Abstract

Since preliminary experimental evidence for the existence of common‐AB heterokaryons in Schizophyllum commune was inconclusive, experiments were performed to test for and to characterize these heterokaryons. Prototrophic mycelia regularly result from the growing together of pairs of mutant strains of identical mating type which carry non‐allelic nutritional deficiencies. Since crossfeeding through a dialyzing Cellophane membrane does not occur, the prototrophic common‐AB mycelia apparently have both parental nuclear types within a common cytoplasm. Hyphal tips isolated from the peripheries of these prototrophic mycelia usually are not prototrophic.
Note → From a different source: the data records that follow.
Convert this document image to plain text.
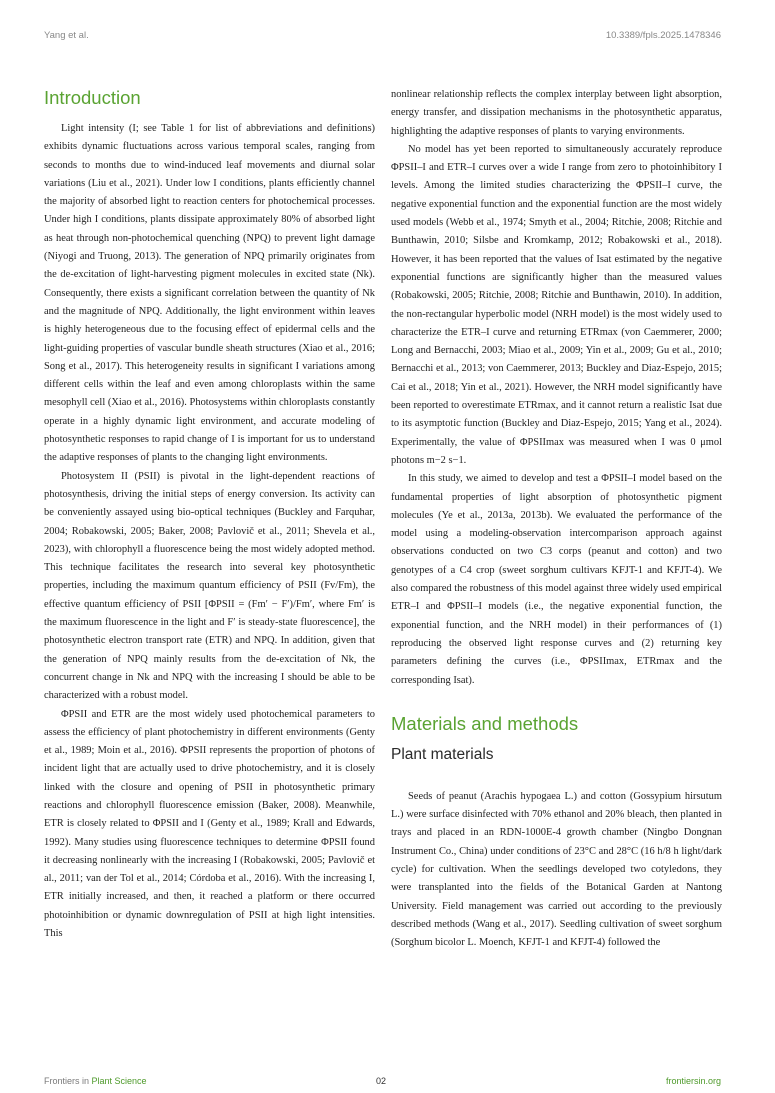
Yang et al.	10.3389/fpls.2025.1478346
Introduction

Light intensity (I; see Table 1 for list of abbreviations and definitions) exhibits dynamic fluctuations across various temporal scales, ranging from seconds to months due to wind-induced leaf movements and diurnal solar variations (Liu et al., 2021). Under low I conditions, plants efficiently channel the majority of absorbed light to reaction centers for photochemical processes. Under high I conditions, plants dissipate approximately 80% of absorbed light as heat through non-photochemical quenching (NPQ) to prevent light damage (Niyogi and Truong, 2013). The generation of NPQ primarily originates from the de-excitation of light-harvesting pigment molecules in excited state (Nk). Consequently, there exists a significant correlation between the quantity of Nk and the magnitude of NPQ. Additionally, the light environment within leaves is highly heterogeneous due to the focusing effect of epidermal cells and the light-guiding properties of vascular bundle sheath structures (Xiao et al., 2016; Song et al., 2017). This heterogeneity results in significant I variations among different cells within the leaf and even among chloroplasts within the same mesophyll cell (Xiao et al., 2016). Photosystems within chloroplasts constantly operate in a highly dynamic light environment, and accurate modeling of photosynthetic responses to rapid change of I is important for us to understand the adaptive responses of plants to the changing light environments.

Photosystem II (PSII) is pivotal in the light-dependent reactions of photosynthesis, driving the initial steps of energy conversion. Its activity can be conveniently assayed using bio-optical techniques (Buckley and Farquhar, 2004; Robakowski, 2005; Baker, 2008; Pavlovič et al., 2011; Shevela et al., 2023), with chlorophyll a fluorescence being the most widely adopted method. This technique facilitates the research into several key photosynthetic properties, including the maximum quantum efficiency of PSII (Fv/Fm), the effective quantum efficiency of PSII [ΦPSII = (Fm′ − F′)/Fm′, where Fm′ is the maximum fluorescence in the light and F′ is steady-state fluorescence], the photosynthetic electron transport rate (ETR) and NPQ. In addition, given that the generation of NPQ mainly results from the de-excitation of Nk, the concurrent change in Nk and NPQ with the increasing I should be able to be characterized with a robust model.

ΦPSII and ETR are the most widely used photochemical parameters to assess the efficiency of plant photochemistry in different environments (Genty et al., 1989; Moin et al., 2016). ΦPSII represents the proportion of photons of incident light that are actually used to drive photochemistry, and it is closely linked with the closure and opening of PSII in photosynthetic primary reactions and chlorophyll fluorescence emission (Baker, 2008). Meanwhile, ETR is closely related to ΦPSII and I (Genty et al., 1989; Krall and Edwards, 1992). Many studies using fluorescence techniques to determine ΦPSII found it decreasing nonlinearly with the increasing I (Robakowski, 2005; Pavlovič et al., 2011; van der Tol et al., 2014; Córdoba et al., 2016). With the increasing I, ETR initially increased, and then, it reached a platform or there occurred photoinhibition or dynamic downregulation of PSII at high light intensities. This

nonlinear relationship reflects the complex interplay between light absorption, energy transfer, and dissipation mechanisms in the photosynthetic apparatus, highlighting the adaptive responses of plants to varying environments.

No model has yet been reported to simultaneously accurately reproduce ΦPSII–I and ETR–I curves over a wide I range from zero to photoinhibitory I levels. Among the limited studies characterizing the ΦPSII–I curve, the negative exponential function and the exponential function are the most widely used models (Webb et al., 1974; Smyth et al., 2004; Ritchie, 2008; Ritchie and Bunthawin, 2010; Silsbe and Kromkamp, 2012; Robakowski et al., 2018). However, it has been reported that the values of Isat estimated by the negative exponential functions are significantly higher than the measured values (Robakowski, 2005; Ritchie, 2008; Ritchie and Bunthawin, 2010). In addition, the non-rectangular hyperbolic model (NRH model) is the most widely used to characterize the ETR–I curve and returning ETRmax (von Caemmerer, 2000; Long and Bernacchi, 2003; Miao et al., 2009; Yin et al., 2009; Gu et al., 2010; Bernacchi et al., 2013; von Caemmerer, 2013; Buckley and Diaz-Espejo, 2015; Cai et al., 2018; Yin et al., 2021). However, the NRH model significantly have been reported to overestimate ETRmax, and it cannot return a realistic Isat due to its asymptotic function (Buckley and Diaz-Espejo, 2015; Yang et al., 2024). Experimentally, the value of ΦPSIImax was measured when I was 0 μmol photons m−2 s−1.

In this study, we aimed to develop and test a ΦPSII–I model based on the fundamental properties of light absorption of photosynthetic pigment molecules (Ye et al., 2013a, 2013b). We evaluated the performance of the model using a modeling-observation intercomparison approach against observations conducted on two C3 corps (peanut and cotton) and two genotypes of a C4 crop (sweet sorghum cultivars KFJT-1 and KFJT-4). We also compared the robustness of this model against three widely used empirical ETR–I and ΦPSII–I models (i.e., the negative exponential function, the exponential function, and the NRH model) in their performances of (1) reproducing the observed light response curves and (2) returning key parameters defining the curves (i.e., ΦPSIImax, ETRmax and the corresponding Isat).

Materials and methods
Plant materials

Seeds of peanut (Arachis hypogaea L.) and cotton (Gossypium hirsutum L.) were surface disinfected with 70% ethanol and 20% bleach, then planted in trays and placed in an RDN-1000E-4 growth chamber (Ningbo Dongnan Instrument Co., China) under conditions of 23°C and 28°C (16 h/8 h light/dark cycle) for cultivation. When the seedlings developed two cotyledons, they were transplanted into the fields of the Botanical Garden at Nantong University. Field management was carried out according to the previously described methods (Wang et al., 2017). Seedling cultivation of sweet sorghum (Sorghum bicolor L. Moench, KFJT-1 and KFJT-4) followed the

Frontiers in Plant Science	02	frontiersin.org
The distributions of the parental nuclear types in the subcultured prototrophic mycelia, as revealed by grid sampling, are irregular in pattern and extent; these patterns probably reflect the nuclear ratios in the transfer inocula, as well as the distributions of nuclear types in various parts of the inocula. Since a common‐AB prototroph typically consists of regions containing a single nuclear type as well as regions containing both nuclear types, marked fluctuations of the estimated nuclear ratio occur upon subculture, and many small transfer‐inocula are not prototrophic as they contain only a single auxotrophic nuclear type. The patterns of nuclear distributions in prototrophic common‐AB mycelia are probably maintained by the restriction of nuclear migration.